No one knows for sure what became of Hasekura after this. Some say that he renounced his Christian faith, others that he died for it, along with his wife, children and servants. The most interesting afterlife afforded Hasekura insists that his ‘death’ in 1622 was faked by his family: a ruse to allow him to escape into the mountains. There he lived on for another thirty years as a recluse, finally passing away in 1654, at the age of eighty-four or thereabouts.

By this time the waters of Bernini’s Fountain of the Four Rivers were flowing in Rome, while in Japan the Tokugawa bakufu had finished mopping up their enemies and were firmly in control of the country’s affairs. Ieyasu and Hidetada had defeated Hideyoshi’s son Hideyori and almost 100,000 of his supporters in 1614–15, besieging them at Osaka Castle and forcing Hideyori and his mother into suicide. Ieyasu had passed away the next year, leaving his successors to continue the arrest and execution of Christians all the way into the 1630s. A final armed stand took place in 1637–8 on the Shimabara peninsula near Nagasaki. Tens of thousands of disaffected samurai and Christian peasants battled the bakufu, but eventually went the way of Hideyori and his loyalists: besieged in a castle, and then wiped out.

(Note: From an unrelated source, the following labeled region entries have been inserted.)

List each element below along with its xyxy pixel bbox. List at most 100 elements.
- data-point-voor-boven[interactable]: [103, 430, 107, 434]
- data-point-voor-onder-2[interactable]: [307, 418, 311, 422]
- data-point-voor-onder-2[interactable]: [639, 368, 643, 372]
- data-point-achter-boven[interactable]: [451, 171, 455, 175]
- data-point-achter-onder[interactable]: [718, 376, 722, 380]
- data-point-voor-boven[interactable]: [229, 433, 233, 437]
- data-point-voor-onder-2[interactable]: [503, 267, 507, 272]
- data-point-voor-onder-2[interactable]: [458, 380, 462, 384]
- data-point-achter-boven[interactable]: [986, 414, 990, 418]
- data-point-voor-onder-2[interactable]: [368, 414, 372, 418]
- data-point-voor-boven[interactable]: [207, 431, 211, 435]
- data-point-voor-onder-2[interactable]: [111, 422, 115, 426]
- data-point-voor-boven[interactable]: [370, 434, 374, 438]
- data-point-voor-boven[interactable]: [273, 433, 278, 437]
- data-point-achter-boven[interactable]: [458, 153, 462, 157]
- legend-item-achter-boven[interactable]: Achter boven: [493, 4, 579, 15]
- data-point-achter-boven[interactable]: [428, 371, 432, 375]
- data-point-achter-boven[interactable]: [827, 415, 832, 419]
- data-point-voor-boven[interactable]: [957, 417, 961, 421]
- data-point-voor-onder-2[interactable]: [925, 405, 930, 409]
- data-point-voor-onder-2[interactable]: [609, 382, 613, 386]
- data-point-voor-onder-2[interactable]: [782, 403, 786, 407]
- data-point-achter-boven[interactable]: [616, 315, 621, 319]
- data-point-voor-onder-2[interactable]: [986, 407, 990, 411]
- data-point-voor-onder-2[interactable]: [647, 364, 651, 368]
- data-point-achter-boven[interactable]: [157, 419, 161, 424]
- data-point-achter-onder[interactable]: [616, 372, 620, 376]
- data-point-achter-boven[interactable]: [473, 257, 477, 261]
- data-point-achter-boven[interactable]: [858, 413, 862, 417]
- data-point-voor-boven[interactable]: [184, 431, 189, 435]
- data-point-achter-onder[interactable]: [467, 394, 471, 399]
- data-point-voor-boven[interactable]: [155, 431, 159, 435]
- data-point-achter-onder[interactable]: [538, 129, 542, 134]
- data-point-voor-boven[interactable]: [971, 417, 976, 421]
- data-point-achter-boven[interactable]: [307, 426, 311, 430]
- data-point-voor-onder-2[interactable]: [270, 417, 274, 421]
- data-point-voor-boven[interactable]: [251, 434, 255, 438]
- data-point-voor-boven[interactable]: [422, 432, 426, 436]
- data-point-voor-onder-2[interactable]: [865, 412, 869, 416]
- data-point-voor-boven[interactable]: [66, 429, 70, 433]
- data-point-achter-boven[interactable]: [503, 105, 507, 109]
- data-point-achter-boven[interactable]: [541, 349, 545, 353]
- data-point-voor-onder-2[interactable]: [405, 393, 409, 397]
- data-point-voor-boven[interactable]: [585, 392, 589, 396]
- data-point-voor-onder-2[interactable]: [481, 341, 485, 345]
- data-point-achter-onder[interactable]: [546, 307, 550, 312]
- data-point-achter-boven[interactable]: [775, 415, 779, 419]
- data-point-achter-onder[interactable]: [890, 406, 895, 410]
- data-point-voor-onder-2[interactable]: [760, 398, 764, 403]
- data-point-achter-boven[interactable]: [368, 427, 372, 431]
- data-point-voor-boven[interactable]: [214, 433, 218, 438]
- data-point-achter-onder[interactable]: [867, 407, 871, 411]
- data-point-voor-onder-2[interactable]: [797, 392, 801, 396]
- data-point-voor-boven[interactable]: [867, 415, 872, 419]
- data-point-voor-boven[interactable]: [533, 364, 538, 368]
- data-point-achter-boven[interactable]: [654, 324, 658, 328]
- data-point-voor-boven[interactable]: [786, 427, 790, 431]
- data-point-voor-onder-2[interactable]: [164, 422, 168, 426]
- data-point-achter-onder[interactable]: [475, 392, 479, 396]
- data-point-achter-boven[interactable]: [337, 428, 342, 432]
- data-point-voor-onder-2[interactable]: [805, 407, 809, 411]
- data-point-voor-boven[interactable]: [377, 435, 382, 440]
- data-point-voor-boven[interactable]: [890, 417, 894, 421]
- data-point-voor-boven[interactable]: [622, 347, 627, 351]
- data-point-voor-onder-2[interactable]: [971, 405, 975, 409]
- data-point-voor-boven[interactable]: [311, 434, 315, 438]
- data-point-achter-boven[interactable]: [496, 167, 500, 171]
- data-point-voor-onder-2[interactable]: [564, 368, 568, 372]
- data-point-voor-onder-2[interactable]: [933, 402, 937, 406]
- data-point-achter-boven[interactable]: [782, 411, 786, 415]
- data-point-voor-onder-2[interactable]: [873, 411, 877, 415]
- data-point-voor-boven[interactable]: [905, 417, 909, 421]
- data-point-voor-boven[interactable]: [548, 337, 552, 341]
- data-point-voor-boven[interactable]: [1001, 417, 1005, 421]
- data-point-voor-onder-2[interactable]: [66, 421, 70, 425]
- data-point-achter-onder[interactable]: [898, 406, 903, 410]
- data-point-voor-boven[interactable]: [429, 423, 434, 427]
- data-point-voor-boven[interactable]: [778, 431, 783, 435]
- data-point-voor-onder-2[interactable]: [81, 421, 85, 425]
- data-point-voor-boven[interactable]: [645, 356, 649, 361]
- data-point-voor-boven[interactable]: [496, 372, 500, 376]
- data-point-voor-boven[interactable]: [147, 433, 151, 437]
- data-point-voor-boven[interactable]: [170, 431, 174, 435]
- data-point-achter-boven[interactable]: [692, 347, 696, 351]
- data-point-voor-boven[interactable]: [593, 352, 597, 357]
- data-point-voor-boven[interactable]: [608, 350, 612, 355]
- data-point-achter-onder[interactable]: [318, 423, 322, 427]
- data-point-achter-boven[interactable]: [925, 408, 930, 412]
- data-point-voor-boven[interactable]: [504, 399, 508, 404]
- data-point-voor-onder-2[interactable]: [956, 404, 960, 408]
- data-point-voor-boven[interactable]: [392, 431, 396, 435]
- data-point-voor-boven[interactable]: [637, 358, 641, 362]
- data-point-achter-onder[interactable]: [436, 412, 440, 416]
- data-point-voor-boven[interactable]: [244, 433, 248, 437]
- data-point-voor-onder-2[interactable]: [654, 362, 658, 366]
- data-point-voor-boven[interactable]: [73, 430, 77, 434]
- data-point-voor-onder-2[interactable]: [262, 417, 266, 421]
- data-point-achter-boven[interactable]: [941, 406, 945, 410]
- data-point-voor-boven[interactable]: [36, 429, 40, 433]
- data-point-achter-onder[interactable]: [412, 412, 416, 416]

If Hasekura was indeed still around in the early 1640s, he would have seen a century of Japanese contact with Europe – beginning with the first shipwrecked Portuguese in 1543 – come almost full circle. Alongside missionaries, Portuguese traders were banned from Japan. Only Nagasaki was open to foreign ships, and soon the only Europeans with whom the bakufu would do business were the Dutch. Japanese were meanwhile forbidden from leaving the country, on pain of execution when they returned. Issued across the 1630s, these rules were known collectively as the sakoku – ‘closed country’ – edicts.

Across the decades that followed, the ban on Christianity was enforced with the help of Japan’s Buddhists, recovered from bloody setbacks under Oda Nobunaga and once again hand-in-glove with the state. Shinran’s sect in particular was so powerful that in 1602 Ieyasu had decided to turn an internal split into a permanent separation of an Eastern (Higashi) Hongan-ji from a Western (Nishi) Hongan-ji. Buddhist temples now ran a nationwide system of compulsory registration, so that the country’s leaders knew who was who and where they lived. And they administered a method of anti-Christian surveillance known as fumi-e (picture-treading). People suspected of harbouring Christian sympathies were required, once a year, to tread on an image of Jesus Christ or the Virgin Mary, many of them wrought in copper by apostates, working from the heart and taking as their model the kind of art that Hasekura had found everywhere during his travels in Europe.

For that deeply divided continent, long years of bloody religious conflict lay ahead. Japan, by contrast, had brought its own to a close. Its global relationships had also been settled, according to a vision – a Tokugawa tianxia – that prioritized domestic unity and bakufu control over foreign ambitions or friendships. It may have been less than Hideyoshi hoped for the Land of the Gods, but Japan was at last entering an era of remarkable peace and prosperity.